I think that your idea of working with people coming back from wars is wonderful, and it really ties in with the first group that I worked with, who were the survivors of 9/11.

Thank you for the idea.

Matt

Matt Lamb and Stedman Graham

Hello, bloggers!

Matt is freshly arrived on the old sod of the Emerald Isle.  Look for an update from him this coming week on his thoughts and feelings on being back in his beloved Ireland.

Meantime, here’s a photo taken on June 6 of Matt attending the Athletics Against Drugs fundraiser in Chicago.  Motivational speaker and entrepreneur Stedman Graham, also known as the long-time companion of television host and social activist Oprah Winfrey, poses alongside Matt at this important charitable event.

Have a great weekend,
Richard
Blog editor

Hot-button issues and tap-dancing

A reader writes with disappointment that California’s Proposition 8 was passed last November, amending the state constitution to recognize only marriages between a man and a woman.

The reader also expresses disappointment that Matt, when asked about the Proposition here on the Blog, chose neither to support nor repudiate the measure, but, as the reader put it, "tap-danced around the issue."

Matt responds:

I have a universal stand on very simplistic words:  Peace, tolerance, understanding, hope, and love.

Within that mantra is the complete rendering of all elements in the human condition.  I believe that some people are destined to live and die by particular philosophies, words, notions, beliefs, religions, colors, nationalities, and creeds.

Many fine people have died for what they believe.  Others think theirs is a stupid way of dying, that nothing is worth dying over.  These are all aspects of the debate, the conversation, the taking sides, the not taking sides.

But the ultimate destruction of our species is for someone to be killed because they debated one side of a conflict or the other, whether it be right or left, for or against abortion or whatever the issue is.

Does the fact that I didn’t come down on one side or another of Proposition 8 make me a tap dancer?

As far as I’m concerned, probably I am a tap dancer, because we must have, as artists, a manifestation of who and what we are.  With that, to me, comes a stop sign—where, instead of being a screaming whatever for a particular side of anything, I can have my own private opinion and ask:  How does it fit within my peace, tolerance, understanding, hope, and love philosophy, which is a child’s philosopy of life?

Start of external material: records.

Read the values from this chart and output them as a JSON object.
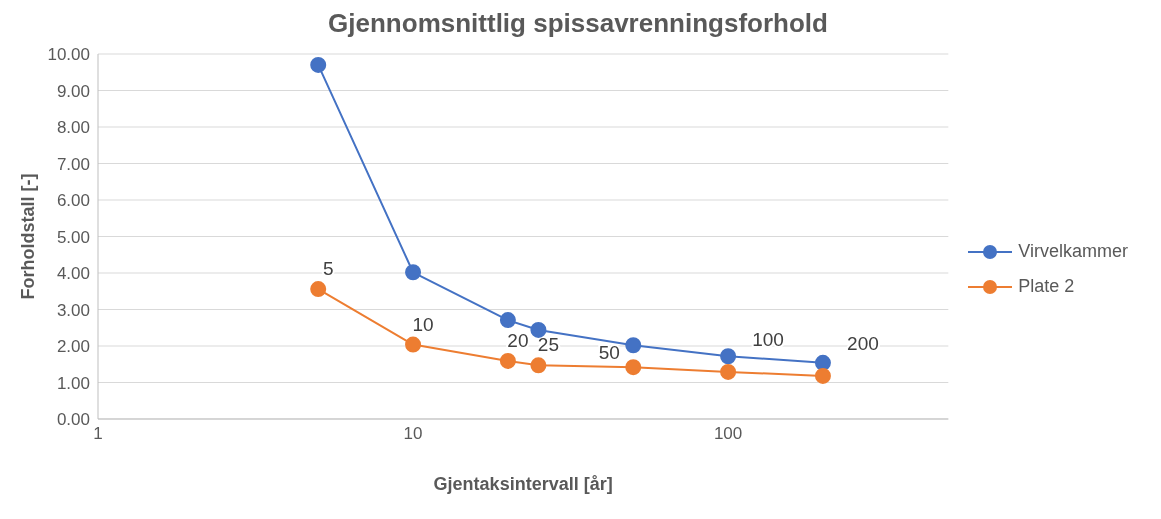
{
  "chart_data": {
    "type": "line",
    "title": "Gjennomsnittlig spissavrenningsforhold",
    "xlabel": "Gjentaksintervall [år]",
    "ylabel": "Forholdstall [-]",
    "x": [
      5,
      10,
      20,
      25,
      50,
      100,
      200
    ],
    "series": [
      {
        "name": "Virvelkammer",
        "color": "#4472c4",
        "values": [
          9.7,
          4.02,
          2.71,
          2.44,
          2.02,
          1.72,
          1.54
        ]
      },
      {
        "name": "Plate 2",
        "color": "#ed7d31",
        "values": [
          3.56,
          2.04,
          1.59,
          1.47,
          1.42,
          1.29,
          1.18
        ]
      }
    ],
    "annotations": [
      {
        "text": "5",
        "x": 5,
        "y": 3.56
      },
      {
        "text": "10",
        "x": 10,
        "y": 2.04
      },
      {
        "text": "20",
        "x": 20,
        "y": 1.59
      },
      {
        "text": "25",
        "x": 25,
        "y": 1.47
      },
      {
        "text": "50",
        "x": 50,
        "y": 1.42
      },
      {
        "text": "100",
        "x": 100,
        "y": 1.29
      },
      {
        "text": "200",
        "x": 200,
        "y": 1.18
      }
    ],
    "log": "x",
    "xlim": [
      1,
      500
    ],
    "xticks": [
      1,
      10,
      100
    ],
    "ylim": [
      0,
      10
    ],
    "yticks": [
      {
        "value": 0,
        "label": "0.00"
      },
      {
        "value": 1,
        "label": "1.00"
      },
      {
        "value": 2,
        "label": "2.00"
      },
      {
        "value": 3,
        "label": "3.00"
      },
      {
        "value": 4,
        "label": "4.00"
      },
      {
        "value": 5,
        "label": "5.00"
      },
      {
        "value": 6,
        "label": "6.00"
      },
      {
        "value": 7,
        "label": "7.00"
      },
      {
        "value": 8,
        "label": "8.00"
      },
      {
        "value": 9,
        "label": "9.00"
      },
      {
        "value": 10,
        "label": "10.00"
      }
    ],
    "grid": "y",
    "legend": "right",
    "marker": "circle",
    "line_style": "solid"
  }
}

I take great pains not to be prescriptive of what people should do.  Everybody has their own conscience, their own way of manifesting and dealing with conflicts with others.  That’s why we have petitions.  Anybody can sign a petition, including the Pope, the King, the accountant, the dog catcher, the pukin’ idiot...

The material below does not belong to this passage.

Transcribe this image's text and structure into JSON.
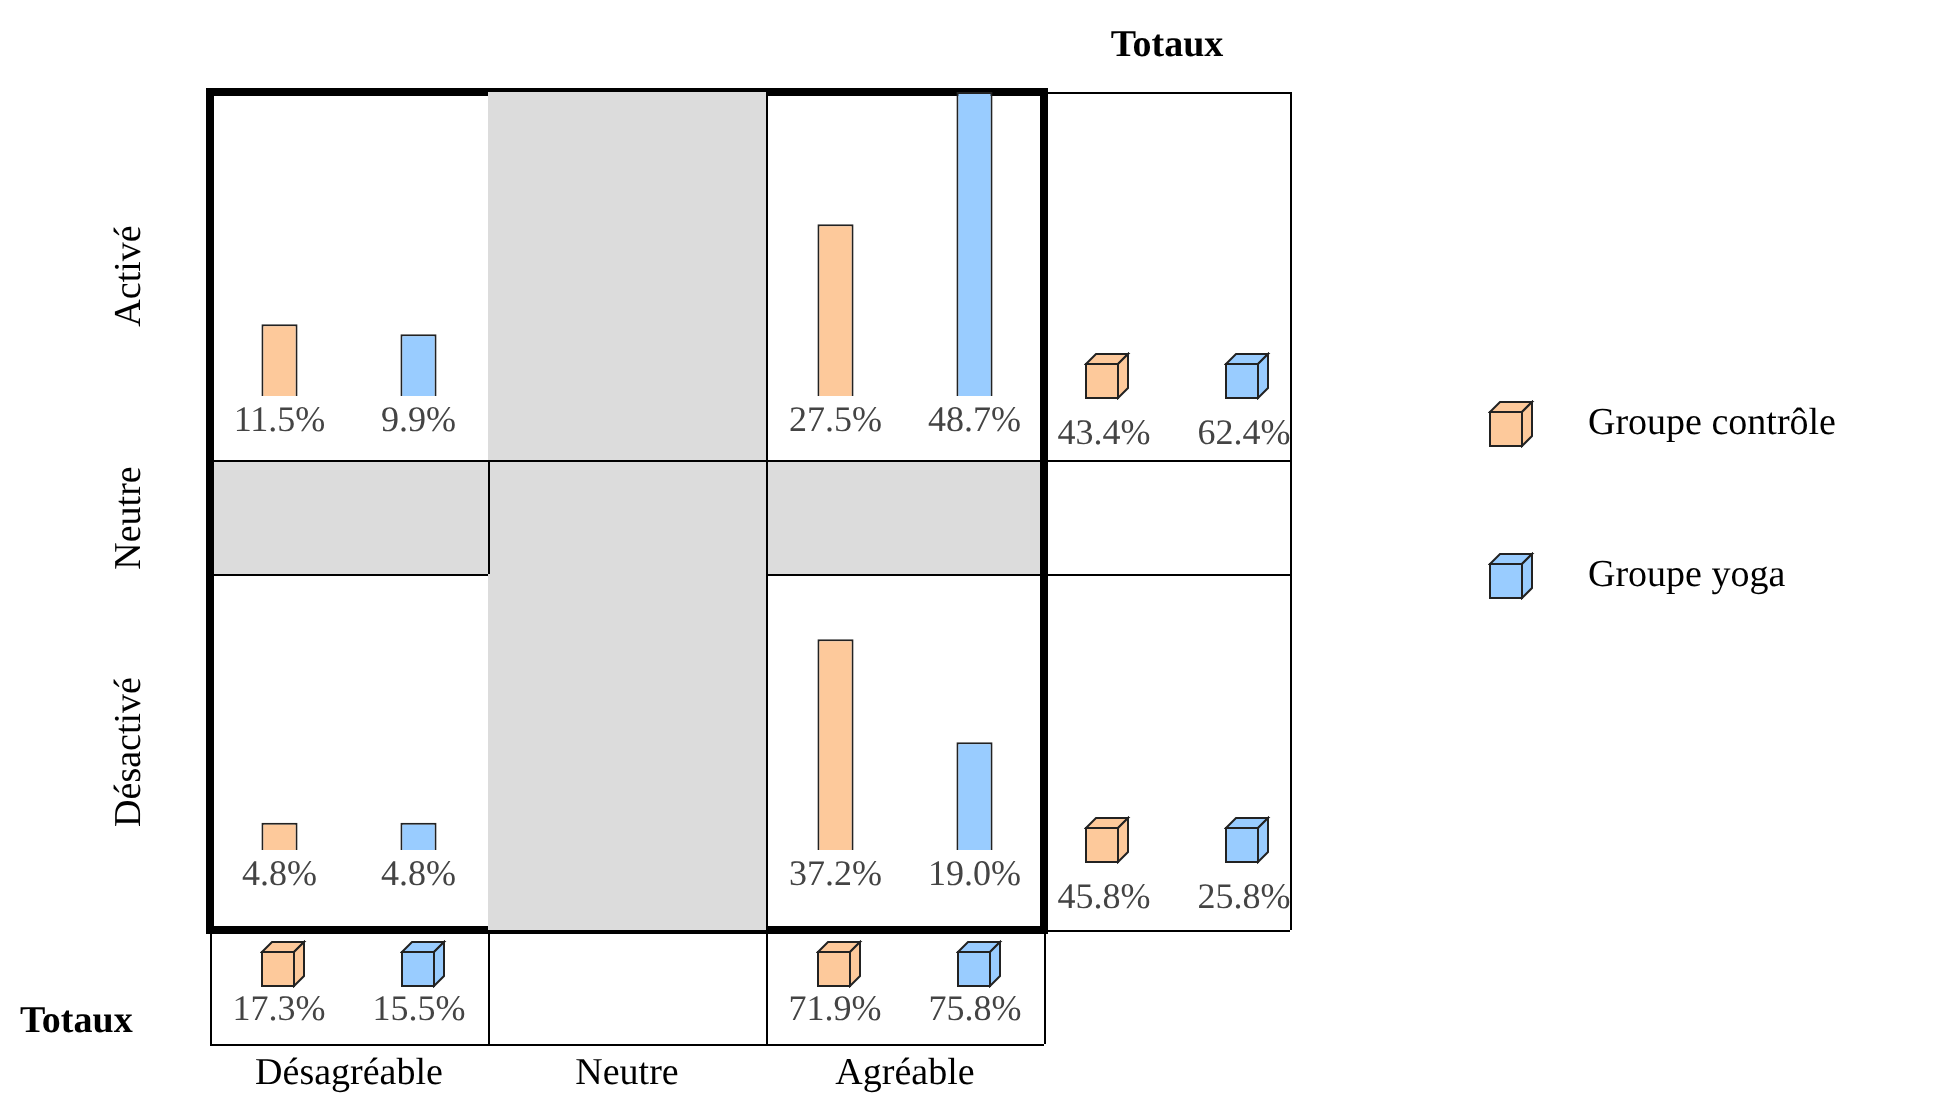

It’s not going to change my opinion if I’ve really thought about it and come to some rational or irrational judgment.I imagine there could be hundreds or thousands of issues that could be brought up on the Blog that people would want me to pronounce judgment on, so that half of the people would proclaim what a genius I am, and the other half would come with knives to cut my throat.

My lot in life is to ask how we can become a better species, and that comes down to acceptance.  I accept that people can do whatever they want to do sexually as long as it doesn’t violate a child or someone who is mentally incompetent, or it doesn’t involve someone of greater power taking advantage of someone of lesser power.

As far as how people marry, how they live, those, to me, are important, but they are subtexts to how we can rationalize throwing millions of people into ovens, how we can kill over 500 people on the streets of our cities by handguns or knives or strangulation, how we treat each other as a species as if we’re thrown-away people.  There aren’t any thrown-away people; there are just people.

And whether I or anybody else am going to get in the picket line to go marching through a city, is immaterial and isn’t going to give the rest of the people any greater lesson or honor for doing what they believe is best.

Thank you for your comment, which is part of the great conversation of who and what we are.  I think I’ve danced around enough by this point, so you can either flunk me or give me a commendation certificate for tap dancing.  After all that ranting, I should be be a ballerina.